Would it be possible to either create a listing of all files and their modification times that can be retrieved in one fetch per dataset?
I am the data catalog maintainer for Google Earth Engine. We fully mirror several ocean color datasets, and we would like to reingest older assets if their files get modified, but it's hard to detect that. The only way to do this is to rescan all of the directories for each product daily, which is brittle and time-consuming.
A solution for this would be to create a single per-product listing that stores all of this metadata (for example, LP DAAC does this for Landsat data).
We are working with NASA EOSDIS to try and make some progress on this issue in general, but meanwhile some temporary solution would be much appreciated.
You can use the file_search api to retrieve such a listing. Using your POC daily mapped files as an example:
wget --post-data="search=A20*L3m_DAY_POC_poc_4km.nc&dtype=L3m&sensor=aqua&format=json&std_only=1" https://oceandata.sci.gsfc.nasa.gov/api/file_search -O poc-daily.json
Yes, dumping the entire archive might take longer than the timeout window for the API...but I hate static files as I have to make sure they're updated regularly...the API will always be current.

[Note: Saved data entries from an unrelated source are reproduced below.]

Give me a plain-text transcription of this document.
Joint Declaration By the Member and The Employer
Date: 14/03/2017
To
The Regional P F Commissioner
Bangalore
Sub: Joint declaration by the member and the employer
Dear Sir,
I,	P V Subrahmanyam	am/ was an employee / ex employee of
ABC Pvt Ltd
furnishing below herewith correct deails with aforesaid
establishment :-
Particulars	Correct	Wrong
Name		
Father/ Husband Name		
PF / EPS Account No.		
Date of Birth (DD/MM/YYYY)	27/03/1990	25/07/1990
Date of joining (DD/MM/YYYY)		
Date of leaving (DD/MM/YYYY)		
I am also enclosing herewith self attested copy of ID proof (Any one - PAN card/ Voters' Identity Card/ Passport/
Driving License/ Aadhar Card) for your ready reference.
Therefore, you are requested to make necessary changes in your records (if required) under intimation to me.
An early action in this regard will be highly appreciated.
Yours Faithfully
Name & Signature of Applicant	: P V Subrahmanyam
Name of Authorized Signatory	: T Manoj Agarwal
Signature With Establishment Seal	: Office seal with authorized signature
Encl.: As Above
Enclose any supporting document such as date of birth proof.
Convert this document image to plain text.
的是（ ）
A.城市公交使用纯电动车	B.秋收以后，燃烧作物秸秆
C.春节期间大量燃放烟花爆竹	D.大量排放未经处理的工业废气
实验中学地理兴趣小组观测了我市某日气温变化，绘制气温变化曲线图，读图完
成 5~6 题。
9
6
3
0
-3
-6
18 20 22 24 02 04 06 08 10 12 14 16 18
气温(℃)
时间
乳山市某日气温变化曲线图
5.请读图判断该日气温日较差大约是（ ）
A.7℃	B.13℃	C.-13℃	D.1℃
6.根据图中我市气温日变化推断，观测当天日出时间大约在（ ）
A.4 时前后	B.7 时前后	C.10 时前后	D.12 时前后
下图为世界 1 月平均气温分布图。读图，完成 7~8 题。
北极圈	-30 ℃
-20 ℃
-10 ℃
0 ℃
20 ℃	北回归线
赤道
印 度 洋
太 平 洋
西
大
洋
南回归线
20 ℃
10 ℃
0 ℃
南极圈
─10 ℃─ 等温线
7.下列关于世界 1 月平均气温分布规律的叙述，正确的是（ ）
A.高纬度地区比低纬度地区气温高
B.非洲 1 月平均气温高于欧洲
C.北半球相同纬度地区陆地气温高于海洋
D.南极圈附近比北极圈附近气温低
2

Since the vast majority of the data are not going to change between reprocessing events (which we announce and you should subscribe to our mailing list to be made aware of these),
you can add the option
wget --post-data="search=A20*nc&dtype=L3m&sensor=aqua&format=json&std_only=1&psdate=2018-10-01" https://oceandata.sci.gsfc.nasa.gov/api/file_search -O l3-daily.json
The 'p' refers to the processed date. The 's' (as in ps) refers to the start range - an equivalent end range also exists. So you can search on a range of dates.See the FAQ on the file_search utility.